Medicaid — the safety next for millions of Americans — continues to be under attack.
Whether debating healthcare legislation, tax reform, or deficit reduction, lawmakers see Medicaid as some magic source of ready-made cost savings. Many don’t seem to understand how intertwined Medicaid is within society; a lifeline for so many families — like mine.
I am the parent of a 37-year-old son, Jason, with a rare uncontrollable seizure disorder since birth. My husband and I are in our 70s. We have carefully prepared for our financial future.
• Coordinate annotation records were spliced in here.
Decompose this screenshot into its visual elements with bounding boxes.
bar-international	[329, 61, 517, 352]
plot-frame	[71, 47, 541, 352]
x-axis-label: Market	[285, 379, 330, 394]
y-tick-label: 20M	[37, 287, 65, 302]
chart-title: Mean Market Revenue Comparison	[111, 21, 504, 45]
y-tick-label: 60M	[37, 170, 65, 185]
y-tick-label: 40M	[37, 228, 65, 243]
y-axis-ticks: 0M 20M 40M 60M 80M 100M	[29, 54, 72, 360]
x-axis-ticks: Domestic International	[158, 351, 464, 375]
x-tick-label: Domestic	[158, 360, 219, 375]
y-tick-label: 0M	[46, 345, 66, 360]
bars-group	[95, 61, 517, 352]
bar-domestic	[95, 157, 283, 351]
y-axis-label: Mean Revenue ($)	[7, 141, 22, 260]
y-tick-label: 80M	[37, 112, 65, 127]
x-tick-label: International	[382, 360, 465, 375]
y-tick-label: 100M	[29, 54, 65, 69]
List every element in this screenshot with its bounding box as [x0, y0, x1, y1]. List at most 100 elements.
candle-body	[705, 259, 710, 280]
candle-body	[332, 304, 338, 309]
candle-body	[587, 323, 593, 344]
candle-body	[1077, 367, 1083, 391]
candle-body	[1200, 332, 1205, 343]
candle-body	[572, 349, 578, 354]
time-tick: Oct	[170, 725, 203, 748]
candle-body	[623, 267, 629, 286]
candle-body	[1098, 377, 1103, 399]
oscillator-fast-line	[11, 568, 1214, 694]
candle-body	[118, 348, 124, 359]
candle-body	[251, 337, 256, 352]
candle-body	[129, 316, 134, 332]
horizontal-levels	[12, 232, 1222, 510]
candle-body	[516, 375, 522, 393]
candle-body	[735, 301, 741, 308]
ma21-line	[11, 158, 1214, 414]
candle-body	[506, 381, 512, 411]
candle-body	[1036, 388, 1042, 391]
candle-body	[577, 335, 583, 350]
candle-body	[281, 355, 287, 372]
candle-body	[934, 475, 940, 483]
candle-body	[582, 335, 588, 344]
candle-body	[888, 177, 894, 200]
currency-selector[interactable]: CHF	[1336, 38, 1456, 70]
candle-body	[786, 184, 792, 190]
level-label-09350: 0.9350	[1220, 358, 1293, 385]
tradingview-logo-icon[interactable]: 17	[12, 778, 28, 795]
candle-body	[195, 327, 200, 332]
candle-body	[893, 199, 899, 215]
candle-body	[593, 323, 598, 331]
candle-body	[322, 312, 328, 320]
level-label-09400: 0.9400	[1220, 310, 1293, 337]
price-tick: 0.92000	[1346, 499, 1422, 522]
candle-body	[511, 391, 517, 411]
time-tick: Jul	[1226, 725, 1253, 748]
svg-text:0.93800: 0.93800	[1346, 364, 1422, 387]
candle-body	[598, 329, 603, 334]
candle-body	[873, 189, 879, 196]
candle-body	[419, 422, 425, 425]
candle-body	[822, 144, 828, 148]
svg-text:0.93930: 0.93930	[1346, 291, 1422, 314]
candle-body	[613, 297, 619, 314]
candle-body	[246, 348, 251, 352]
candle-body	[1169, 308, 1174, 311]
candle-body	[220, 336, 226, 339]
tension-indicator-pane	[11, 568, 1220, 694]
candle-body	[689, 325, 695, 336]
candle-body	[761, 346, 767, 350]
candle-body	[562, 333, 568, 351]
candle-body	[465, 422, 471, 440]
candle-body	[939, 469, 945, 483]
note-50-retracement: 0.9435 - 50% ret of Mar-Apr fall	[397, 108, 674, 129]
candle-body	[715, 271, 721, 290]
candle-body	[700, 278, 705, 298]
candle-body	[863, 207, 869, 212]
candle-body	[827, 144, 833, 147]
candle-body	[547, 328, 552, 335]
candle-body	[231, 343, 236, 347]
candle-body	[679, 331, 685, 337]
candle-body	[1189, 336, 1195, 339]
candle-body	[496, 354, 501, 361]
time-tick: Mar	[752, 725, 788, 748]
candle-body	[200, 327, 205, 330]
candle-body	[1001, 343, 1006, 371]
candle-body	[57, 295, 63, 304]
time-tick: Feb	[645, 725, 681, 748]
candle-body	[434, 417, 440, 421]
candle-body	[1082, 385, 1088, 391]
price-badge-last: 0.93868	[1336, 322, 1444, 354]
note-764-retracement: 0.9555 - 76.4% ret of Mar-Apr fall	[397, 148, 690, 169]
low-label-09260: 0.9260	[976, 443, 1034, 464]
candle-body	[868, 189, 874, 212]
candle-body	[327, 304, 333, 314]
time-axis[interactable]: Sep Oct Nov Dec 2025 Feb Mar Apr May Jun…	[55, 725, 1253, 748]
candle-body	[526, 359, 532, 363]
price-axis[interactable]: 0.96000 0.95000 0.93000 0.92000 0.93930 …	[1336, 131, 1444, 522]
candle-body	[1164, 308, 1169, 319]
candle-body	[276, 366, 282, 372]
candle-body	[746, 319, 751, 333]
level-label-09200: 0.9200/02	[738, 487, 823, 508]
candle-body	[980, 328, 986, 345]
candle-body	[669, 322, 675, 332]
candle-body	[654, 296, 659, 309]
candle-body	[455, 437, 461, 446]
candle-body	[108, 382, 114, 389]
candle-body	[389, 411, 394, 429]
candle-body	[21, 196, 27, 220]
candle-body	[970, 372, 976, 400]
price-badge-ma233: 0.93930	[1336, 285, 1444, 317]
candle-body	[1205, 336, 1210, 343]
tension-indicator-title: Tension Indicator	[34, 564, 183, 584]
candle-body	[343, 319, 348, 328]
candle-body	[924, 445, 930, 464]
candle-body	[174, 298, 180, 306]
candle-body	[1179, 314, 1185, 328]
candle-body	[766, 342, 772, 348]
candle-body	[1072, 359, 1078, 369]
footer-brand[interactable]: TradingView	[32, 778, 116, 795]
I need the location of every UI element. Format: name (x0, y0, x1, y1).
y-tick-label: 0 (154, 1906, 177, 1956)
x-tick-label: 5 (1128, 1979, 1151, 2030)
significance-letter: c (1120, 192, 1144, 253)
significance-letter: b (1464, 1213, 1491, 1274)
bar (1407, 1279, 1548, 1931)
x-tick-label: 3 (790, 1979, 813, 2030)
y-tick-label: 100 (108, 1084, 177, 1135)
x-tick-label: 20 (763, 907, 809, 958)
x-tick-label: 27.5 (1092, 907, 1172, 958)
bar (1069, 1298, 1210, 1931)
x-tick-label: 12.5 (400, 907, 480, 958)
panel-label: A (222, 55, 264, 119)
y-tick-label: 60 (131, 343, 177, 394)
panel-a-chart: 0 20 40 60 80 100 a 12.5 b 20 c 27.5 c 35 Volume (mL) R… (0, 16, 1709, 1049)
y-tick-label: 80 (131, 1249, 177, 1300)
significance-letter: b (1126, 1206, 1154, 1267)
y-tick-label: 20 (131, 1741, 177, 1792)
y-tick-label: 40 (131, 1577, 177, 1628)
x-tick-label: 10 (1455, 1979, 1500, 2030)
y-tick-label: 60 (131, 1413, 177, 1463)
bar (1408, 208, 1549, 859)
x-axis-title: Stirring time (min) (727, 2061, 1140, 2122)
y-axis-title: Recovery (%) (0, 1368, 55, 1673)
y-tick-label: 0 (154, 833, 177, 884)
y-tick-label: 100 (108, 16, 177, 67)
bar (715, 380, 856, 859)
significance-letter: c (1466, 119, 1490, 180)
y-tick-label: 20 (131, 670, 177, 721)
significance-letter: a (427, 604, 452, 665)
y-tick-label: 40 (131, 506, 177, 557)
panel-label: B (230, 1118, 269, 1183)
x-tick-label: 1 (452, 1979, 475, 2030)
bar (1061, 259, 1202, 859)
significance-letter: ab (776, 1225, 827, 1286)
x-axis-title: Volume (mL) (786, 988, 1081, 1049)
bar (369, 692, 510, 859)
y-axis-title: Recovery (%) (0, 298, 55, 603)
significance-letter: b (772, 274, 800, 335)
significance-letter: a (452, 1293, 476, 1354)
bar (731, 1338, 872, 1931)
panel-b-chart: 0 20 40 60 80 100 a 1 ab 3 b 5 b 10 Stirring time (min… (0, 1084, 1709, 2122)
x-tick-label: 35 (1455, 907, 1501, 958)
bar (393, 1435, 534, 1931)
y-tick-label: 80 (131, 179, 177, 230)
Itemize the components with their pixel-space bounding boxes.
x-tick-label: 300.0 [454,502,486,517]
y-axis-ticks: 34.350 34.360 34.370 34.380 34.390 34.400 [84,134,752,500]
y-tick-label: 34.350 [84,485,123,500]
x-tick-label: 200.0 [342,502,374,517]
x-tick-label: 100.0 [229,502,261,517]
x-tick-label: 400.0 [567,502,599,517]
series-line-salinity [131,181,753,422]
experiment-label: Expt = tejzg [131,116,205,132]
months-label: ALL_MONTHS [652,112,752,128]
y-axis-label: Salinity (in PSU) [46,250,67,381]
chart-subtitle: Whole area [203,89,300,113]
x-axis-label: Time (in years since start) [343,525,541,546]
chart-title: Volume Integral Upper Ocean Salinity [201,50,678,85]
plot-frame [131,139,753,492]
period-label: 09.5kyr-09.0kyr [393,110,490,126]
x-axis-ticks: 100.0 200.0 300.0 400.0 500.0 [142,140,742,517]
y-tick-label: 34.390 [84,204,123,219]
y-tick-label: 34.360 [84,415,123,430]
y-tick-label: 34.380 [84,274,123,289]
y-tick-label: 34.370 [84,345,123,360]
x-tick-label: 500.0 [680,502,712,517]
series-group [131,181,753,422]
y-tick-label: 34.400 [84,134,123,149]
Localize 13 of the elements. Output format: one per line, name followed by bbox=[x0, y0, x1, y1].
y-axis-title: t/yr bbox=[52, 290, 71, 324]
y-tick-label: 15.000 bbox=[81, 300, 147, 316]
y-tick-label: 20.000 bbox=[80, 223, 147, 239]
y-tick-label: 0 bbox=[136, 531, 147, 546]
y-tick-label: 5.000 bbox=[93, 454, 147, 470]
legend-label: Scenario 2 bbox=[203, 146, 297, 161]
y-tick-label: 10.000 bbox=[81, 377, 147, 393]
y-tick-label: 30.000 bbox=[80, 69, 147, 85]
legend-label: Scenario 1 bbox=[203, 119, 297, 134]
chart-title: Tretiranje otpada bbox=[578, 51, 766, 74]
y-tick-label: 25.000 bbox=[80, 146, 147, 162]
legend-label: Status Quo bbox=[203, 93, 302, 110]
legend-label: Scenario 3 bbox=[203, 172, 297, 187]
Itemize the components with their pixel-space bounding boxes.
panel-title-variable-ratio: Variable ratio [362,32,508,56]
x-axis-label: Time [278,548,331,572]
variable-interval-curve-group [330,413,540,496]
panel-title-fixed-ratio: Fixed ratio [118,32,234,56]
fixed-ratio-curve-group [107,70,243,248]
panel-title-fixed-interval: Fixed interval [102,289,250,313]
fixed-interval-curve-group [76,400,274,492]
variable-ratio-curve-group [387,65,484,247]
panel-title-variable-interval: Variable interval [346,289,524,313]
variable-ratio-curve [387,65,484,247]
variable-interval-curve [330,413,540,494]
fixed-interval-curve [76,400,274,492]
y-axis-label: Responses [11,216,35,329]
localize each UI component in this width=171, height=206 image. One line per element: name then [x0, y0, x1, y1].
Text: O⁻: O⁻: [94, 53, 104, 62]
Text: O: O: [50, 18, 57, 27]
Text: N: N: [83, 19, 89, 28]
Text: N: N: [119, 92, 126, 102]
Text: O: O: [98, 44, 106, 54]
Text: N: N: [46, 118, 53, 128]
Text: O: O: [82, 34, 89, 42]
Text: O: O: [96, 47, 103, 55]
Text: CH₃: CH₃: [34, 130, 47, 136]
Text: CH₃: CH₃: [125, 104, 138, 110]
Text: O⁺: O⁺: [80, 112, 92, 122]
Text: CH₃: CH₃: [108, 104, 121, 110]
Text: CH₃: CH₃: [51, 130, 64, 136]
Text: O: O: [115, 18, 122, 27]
But all our efforts would do little to cover the enormous cost of Jason’s medical needs for the rest of his life.
Jason requires a wheelchair and has very limited use of his hands. He cannot use a computer or feed himself, and he needs full time care and multiple medications and medical devices. He lives in a wonderful residential facility in West Orange with a professional and caring staff he loves.
I am worried about what will happen if Jason outlives us or we become disabled. Who will protect him if we can’t count on the Medicaid funding that keeps him alive and thriving?
I’m also troubled over whether my husband and I will have the care we will need down the road. We are in the process of moving to a senior living community in Pompton Plains to be nearer to Jason. My parents lived to 88 and 92, and Medicaid allowed them to stay in their nursing home when they outlived their savings.
Medicaid provides safety and quality of life for the most vulnerable among us — the elderly and those with disabilities. None of us knows when we will need this help, through no fault of our own.
I implore our elected officials to make the case for stable Medicaid funding for those who can’t.